刘庆和 《2013-夏》 纸本水墨 300×150cm 2013
 
“符号”的力量已经力不从心

上世纪九十年代初,开始向当时的中国人呈现一种不一样的“水墨”作品的刘庆和,是最早进行水墨实验的艺术家之一。从《隔岸》到《向阳花》,刘庆和的画面中少了“传统”,多了“摩登”。那些还能依稀看到古典书袋的山山水水在他的新作中几乎绝迹,而时髦女郎则愈发成为画面的重点。

而这个女郎并不是“符号”。刘庆和说,时至今日,单一的“符号”已经无法表达当下这个瞬息万变的社会。他笔下的女郎,那些着装甚少,面目呆滞茫然的女郎,并不是一种试图刻下“刘庆和”烙印的符号,而是一种带有时代关怀的出口。从《娃哈哈》里带有自己童年形象的无忧无虑的时代,到《向阳花》里充满暗示的在阳光下萎缩变质的女孩,再到《新发地》里那些都可以找到原型的都市女郎,用一条属于刘庆和的线索,串起了一代人的童年记忆、成长观察与反思。
在这样的线索中,刘庆和带着观众进行着对自己的“回访”。他面对过去的自己,他面对现在的社会。天真和童趣在时光流逝中步入不可捉摸的“成长”。
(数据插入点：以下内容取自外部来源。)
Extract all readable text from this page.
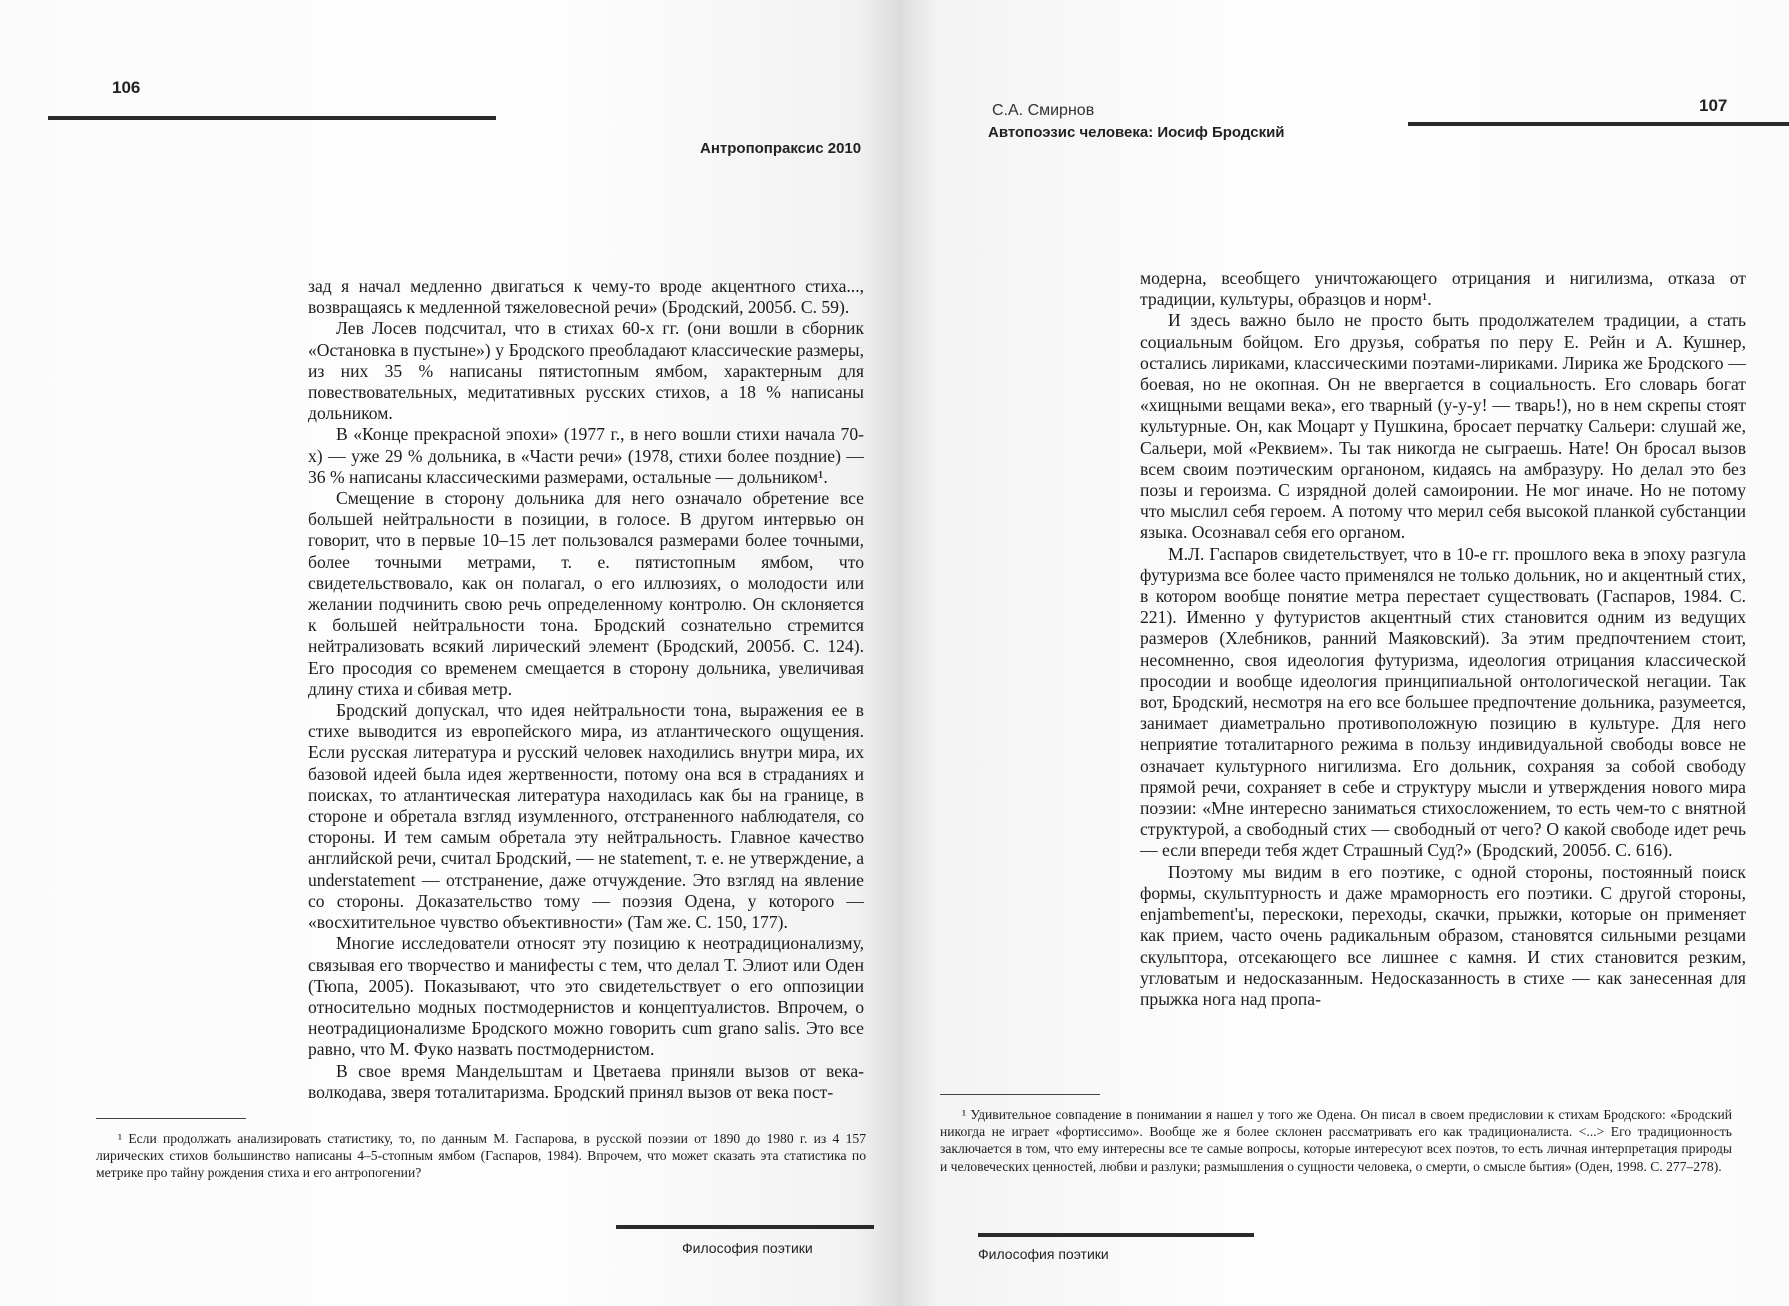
106
Антропопраксис 2010

зад я начал медленно двигаться к чему-то вроде акцентного стиха..., возвращаясь к медленной тяжеловесной речи» (Бродский, 2005б. С. 59).

Лев Лосев подсчитал, что в стихах 60-х гг. (они вошли в сборник «Остановка в пустыне») у Бродского преобладают классические размеры, из них 35 % написаны пятистопным ямбом, характерным для повествовательных, медитативных русских стихов, а 18 % написаны дольником.

В «Конце прекрасной эпохи» (1977 г., в него вошли стихи начала 70-х) — уже 29 % дольника, в «Части речи» (1978, стихи более поздние) — 36 % написаны классическими размерами, остальные — дольником¹.

Смещение в сторону дольника для него означало обретение все большей нейтральности в позиции, в голосе. В другом интервью он говорит, что в первые 10–15 лет пользовался размерами более точными, более точными метрами, т. е. пятистопным ямбом, что свидетельствовало, как он полагал, о его иллюзиях, о молодости или желании подчинить свою речь определенному контролю. Он склоняется к большей нейтральности тона. Бродский сознательно стремится нейтрализовать всякий лирический элемент (Бродский, 2005б. С. 124). Его просодия со временем смещается в сторону дольника, увеличивая длину стиха и сбивая метр.

Бродский допускал, что идея нейтральности тона, выражения ее в стихе выводится из европейского мира, из атлантического ощущения. Если русская литература и русский человек находились внутри мира, их базовой идеей была идея жертвенности, потому она вся в страданиях и поисках, то атлантическая литература находилась как бы на границе, в стороне и обретала взгляд изумленного, отстраненного наблюдателя, со стороны. И тем самым обретала эту нейтральность. Главное качество английской речи, считал Бродский, — не statement, т. е. не утверждение, а understatement — отстранение, даже отчуждение. Это взгляд на явление со стороны. Доказательство тому — поэзия Одена, у которого — «восхитительное чувство объективности» (Там же. С. 150, 177).

Многие исследователи относят эту позицию к неотрадиционализму, связывая его творчество и манифесты с тем, что делал Т. Элиот или Оден (Тюпа, 2005). Показывают, что это свидетельствует о его оппозиции относительно модных постмодернистов и концептуалистов. Впрочем, о неотрадиционализме Бродского можно говорить cum grano salis. Это все равно, что М. Фуко назвать постмодернистом.

В свое время Мандельштам и Цветаева приняли вызов от века-волкодава, зверя тоталитаризма. Бродский принял вызов от века пост-

¹ Если продолжать анализировать статистику, то, по данным М. Гаспарова, в русской поэзии от 1890 до 1980 г. из 4 157 лирических стихов большинство написаны 4–5-стопным ямбом (Гаспаров, 1984). Впрочем, что может сказать эта статистика по метрике про тайну рождения стиха и его антропогении?

Философия поэтики
С.А. Смирнов	107
Автопоэзис человека: Иосиф Бродский

модерна, всеобщего уничтожающего отрицания и нигилизма, отказа от традиции, культуры, образцов и норм¹.

И здесь важно было не просто быть продолжателем традиции, а стать социальным бойцом. Его друзья, собратья по перу Е. Рейн и А. Кушнер, остались лириками, классическими поэтами-лириками. Лирика же Бродского — боевая, но не окопная. Он не ввергается в социальность. Его словарь богат «хищными вещами века», его тварный (у-у-у! — тварь!), но в нем скрепы стоят культурные. Он, как Моцарт у Пушкина, бросает перчатку Сальери: слушай же, Сальери, мой «Реквием». Ты так никогда не сыграешь. Нате! Он бросал вызов всем своим поэтическим органоном, кидаясь на амбразуру. Но делал это без позы и героизма. С изрядной долей самоиронии. Не мог иначе. Но не потому что мыслил себя героем. А потому что мерил себя высокой планкой субстанции языка. Осознавал себя его органом.

М.Л. Гаспаров свидетельствует, что в 10-е гг. прошлого века в эпоху разгула футуризма все более часто применялся не только дольник, но и акцентный стих, в котором вообще понятие метра перестает существовать (Гаспаров, 1984. С. 221). Именно у футуристов акцентный стих становится одним из ведущих размеров (Хлебников, ранний Маяковский). За этим предпочтением стоит, несомненно, своя идеология футуризма, идеология отрицания классической просодии и вообще идеология принципиальной онтологической негации. Так вот, Бродский, несмотря на его все большее предпочтение дольника, разумеется, занимает диаметрально противоположную позицию в культуре. Для него неприятие тоталитарного режима в пользу индивидуальной свободы вовсе не означает культурного нигилизма. Его дольник, сохраняя за собой свободу прямой речи, сохраняет в себе и структуру мысли и утверждения нового мира поэзии: «Мне интересно заниматься стихосложением, то есть чем-то с внятной структурой, а свободный стих — свободный от чего? О какой свободе идет речь — если впереди тебя ждет Страшный Суд?» (Бродский, 2005б. С. 616).

Поэтому мы видим в его поэтике, с одной стороны, постоянный поиск формы, скульптурность и даже мраморность его поэтики. С другой стороны, enjambement'ы, перескоки, переходы, скачки, прыжки, которые он применяет как прием, часто очень радикальным образом, становятся сильными резцами скульптора, отсекающего все лишнее с камня. И стих становится резким, угловатым и недосказанным. Недосказанность в стихе — как занесенная для прыжка нога над пропа-

¹ Удивительное совпадение в понимании я нашел у того же Одена. Он писал в своем предисловии к стихам Бродского: «Бродский никогда не играет «фортиссимо». Вообще же я более склонен рассматривать его как традиционалиста. <...> Его традиционность заключается в том, что ему интересны все те самые вопросы, которые интересуют всех поэтов, то есть личная интерпретация природы и человеческих ценностей, любви и разлуки; размышления о сущности человека, о смерти, о смысле бытия» (Оден, 1998. С. 277–278).

Философия поэтики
总有一些无法预知的瞬间改变着成长的轨迹,而在刘庆和留下的大片空白中,所有的可能性都被隐没,又在浮现。

刘庆和 《新发地》组合 2013 纸本设色水墨 750×100cm×15 现场图
 
沉重的“伪情色”

那些裸露的女郎,那些“虚伪”的情色,在刘庆和的笔下氤氲着沉重的气息。如果说刘庆和之前的作品中典型的笔法特征是他的符号,那么现在这种符号被放大为一种难以言说的气氛,在这种气氛里,童年的欢笑与刺痛的成长经验都被一种巨大的伤感所吞噬,在那些背景被极度简化的画面中,观众能感受到城市化的视觉压力、事出突然的情感压力或背叛道德的情感压力。
刘庆和说,现在的自己在努力完成各种各样的减法,在努力回归最淳朴的笔法。他说自己越来越关注自我,越来越希望表达自己的感觉。而我们看到,在他的新作品中,“我”被置于一个不可能回去的童年,或者是一幅生活百态图的对面,这个“我”在回忆过去,在皱着眉头打量现在。不可否认,刘庆和的画面中那些穿着暴露的女郎很容易让人联想到“色情”,而这种“色情”,却总在传递着对成长或时代思考的沉重。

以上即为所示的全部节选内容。